Interactive Thesaurus Navigation Procedure

The user enters a query, then goes through the thesaurus to pick out potentially useful terms to enhance it. Information about each term, e.g. status, number of document postings, number of related terms, is always shown to assist the user's choice. If the query combines two or more separate topics (facets), each one may be explored individually. Each phase of the interaction is presented on an Oracle Form.

The first phase involves matching the initial query with one or more thesaurus terms. Since it is rare for a real query to match any term exactly, a best match algorithm is used whereby terms are presented for selection in weight order. As in probabilistic document retrieval, weighting is based on the words which the thesaurus term has in common with the incoming query, and the (inverse) frequency of those words in the thesaurus database.

See an example form showing terms matching an initial query.

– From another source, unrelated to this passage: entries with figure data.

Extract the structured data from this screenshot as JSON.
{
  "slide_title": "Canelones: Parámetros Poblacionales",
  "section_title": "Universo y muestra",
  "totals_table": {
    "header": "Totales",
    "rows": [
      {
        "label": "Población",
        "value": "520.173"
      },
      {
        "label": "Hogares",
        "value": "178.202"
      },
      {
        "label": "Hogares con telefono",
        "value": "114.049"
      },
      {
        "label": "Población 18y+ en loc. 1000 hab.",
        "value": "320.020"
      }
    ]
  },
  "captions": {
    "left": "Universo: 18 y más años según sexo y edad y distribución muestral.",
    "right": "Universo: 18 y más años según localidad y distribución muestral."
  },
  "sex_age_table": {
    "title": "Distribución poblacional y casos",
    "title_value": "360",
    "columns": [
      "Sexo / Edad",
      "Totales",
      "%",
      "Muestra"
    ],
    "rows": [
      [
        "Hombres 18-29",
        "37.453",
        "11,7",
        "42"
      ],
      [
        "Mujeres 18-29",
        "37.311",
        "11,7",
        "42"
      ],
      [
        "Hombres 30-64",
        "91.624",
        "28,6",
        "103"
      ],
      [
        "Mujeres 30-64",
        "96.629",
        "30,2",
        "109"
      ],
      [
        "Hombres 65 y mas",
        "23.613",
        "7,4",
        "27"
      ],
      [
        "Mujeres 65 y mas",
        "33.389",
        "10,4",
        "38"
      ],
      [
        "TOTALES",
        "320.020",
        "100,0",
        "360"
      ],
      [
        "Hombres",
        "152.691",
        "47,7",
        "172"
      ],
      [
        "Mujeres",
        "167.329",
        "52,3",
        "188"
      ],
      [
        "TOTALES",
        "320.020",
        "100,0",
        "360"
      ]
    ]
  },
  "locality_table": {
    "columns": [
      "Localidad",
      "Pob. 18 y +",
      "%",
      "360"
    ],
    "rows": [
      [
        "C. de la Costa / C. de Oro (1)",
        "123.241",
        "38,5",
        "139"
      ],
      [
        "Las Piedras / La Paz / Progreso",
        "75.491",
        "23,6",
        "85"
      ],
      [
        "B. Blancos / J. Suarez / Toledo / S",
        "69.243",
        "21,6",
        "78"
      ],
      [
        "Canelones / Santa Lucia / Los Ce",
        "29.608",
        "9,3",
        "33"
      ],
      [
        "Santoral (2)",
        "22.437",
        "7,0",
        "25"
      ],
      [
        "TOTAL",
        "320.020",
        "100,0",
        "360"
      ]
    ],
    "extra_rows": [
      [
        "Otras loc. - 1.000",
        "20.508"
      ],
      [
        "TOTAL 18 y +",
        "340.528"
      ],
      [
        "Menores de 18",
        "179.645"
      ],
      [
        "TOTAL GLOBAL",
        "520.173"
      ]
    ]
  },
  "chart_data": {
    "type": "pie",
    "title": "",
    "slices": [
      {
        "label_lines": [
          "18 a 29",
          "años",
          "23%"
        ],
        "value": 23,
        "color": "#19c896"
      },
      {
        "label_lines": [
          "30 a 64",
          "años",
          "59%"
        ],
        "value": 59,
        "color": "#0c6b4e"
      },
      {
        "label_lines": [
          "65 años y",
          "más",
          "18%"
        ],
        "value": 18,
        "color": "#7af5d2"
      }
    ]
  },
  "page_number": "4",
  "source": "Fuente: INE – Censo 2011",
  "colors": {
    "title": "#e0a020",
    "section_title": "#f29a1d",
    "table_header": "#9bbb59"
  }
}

Some matching terms are lead-ins: if one of these is chosen a list of its corresponding preferred terms is presented in a pop-up window for selection.

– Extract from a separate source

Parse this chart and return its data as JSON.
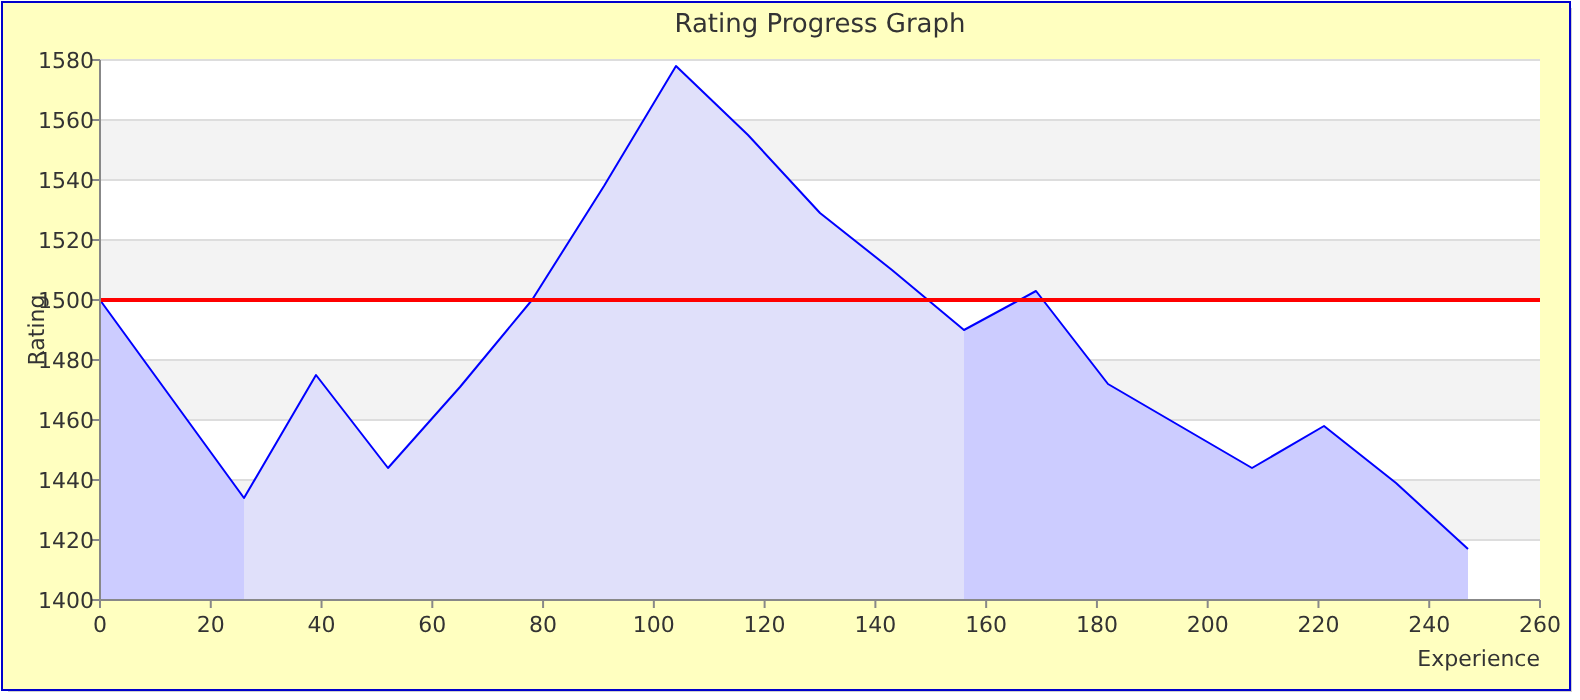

See an example form showing preferred terms for a lead-in.

Once chosen, any term can be used for expansion, i.e. all terms linked to it are displayed for selection, grouped according to relationship type. Terms already chosen are marked with an asterisk, and cannot be reselected.

See an example form showing term expansion.

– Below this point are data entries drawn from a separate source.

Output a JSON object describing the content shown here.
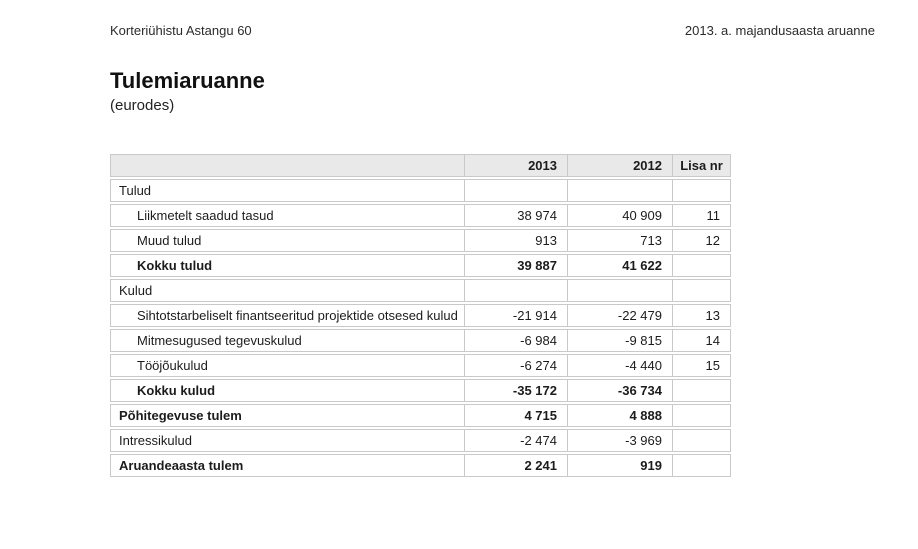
{
  "page": {
    "header_left": "Korteriühistu Astangu 60",
    "header_right": "2013. a. majandusaasta aruanne",
    "title": "Tulemiaruanne",
    "subtitle": "(eurodes)"
  },
  "table": {
    "columns": [
      "",
      "2013",
      "2012",
      "Lisa nr"
    ],
    "rows": [
      {
        "label": "Tulud",
        "v2013": "",
        "v2012": "",
        "lisa": "",
        "indent": false,
        "bold": false
      },
      {
        "label": "Liikmetelt saadud tasud",
        "v2013": "38 974",
        "v2012": "40 909",
        "lisa": "11",
        "indent": true,
        "bold": false
      },
      {
        "label": "Muud tulud",
        "v2013": "913",
        "v2012": "713",
        "lisa": "12",
        "indent": true,
        "bold": false
      },
      {
        "label": "Kokku tulud",
        "v2013": "39 887",
        "v2012": "41 622",
        "lisa": "",
        "indent": true,
        "bold": true
      },
      {
        "label": "Kulud",
        "v2013": "",
        "v2012": "",
        "lisa": "",
        "indent": false,
        "bold": false
      },
      {
        "label": "Sihtotstarbeliselt finantseeritud projektide otsesed kulud",
        "v2013": "-21 914",
        "v2012": "-22 479",
        "lisa": "13",
        "indent": true,
        "bold": false
      },
      {
        "label": "Mitmesugused tegevuskulud",
        "v2013": "-6 984",
        "v2012": "-9 815",
        "lisa": "14",
        "indent": true,
        "bold": false
      },
      {
        "label": "Tööjõukulud",
        "v2013": "-6 274",
        "v2012": "-4 440",
        "lisa": "15",
        "indent": true,
        "bold": false
      },
      {
        "label": "Kokku kulud",
        "v2013": "-35 172",
        "v2012": "-36 734",
        "lisa": "",
        "indent": true,
        "bold": true
      },
      {
        "label": "Põhitegevuse tulem",
        "v2013": "4 715",
        "v2012": "4 888",
        "lisa": "",
        "indent": false,
        "bold": true
      },
      {
        "label": "Intressikulud",
        "v2013": "-2 474",
        "v2012": "-3 969",
        "lisa": "",
        "indent": false,
        "bold": false
      },
      {
        "label": "Aruandeaasta tulem",
        "v2013": "2 241",
        "v2012": "919",
        "lisa": "",
        "indent": false,
        "bold": true
      }
    ]
  },
  "colors": {
    "header_bg": "#e9e9e9",
    "border": "#c9c9c9",
    "text": "#1c1c1c"
  }
}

As terms are chosen, they are placed in a "pool" which can be viewed by the user, and from which other terms for expansion can be selected. (They may also be deleted at this stage.) They are grouped by facet number, then ordered and indented so that the "path" which was followed to arrive at any particular term can easily be seen. Terms which have already been expanded are marked with an 'E'.

See an example form showing the current pool of terms.

The navigation process continues until the user is satisfied that all relevant terms have been found. The whole collection is then exported to a file for submission as a query to the document database.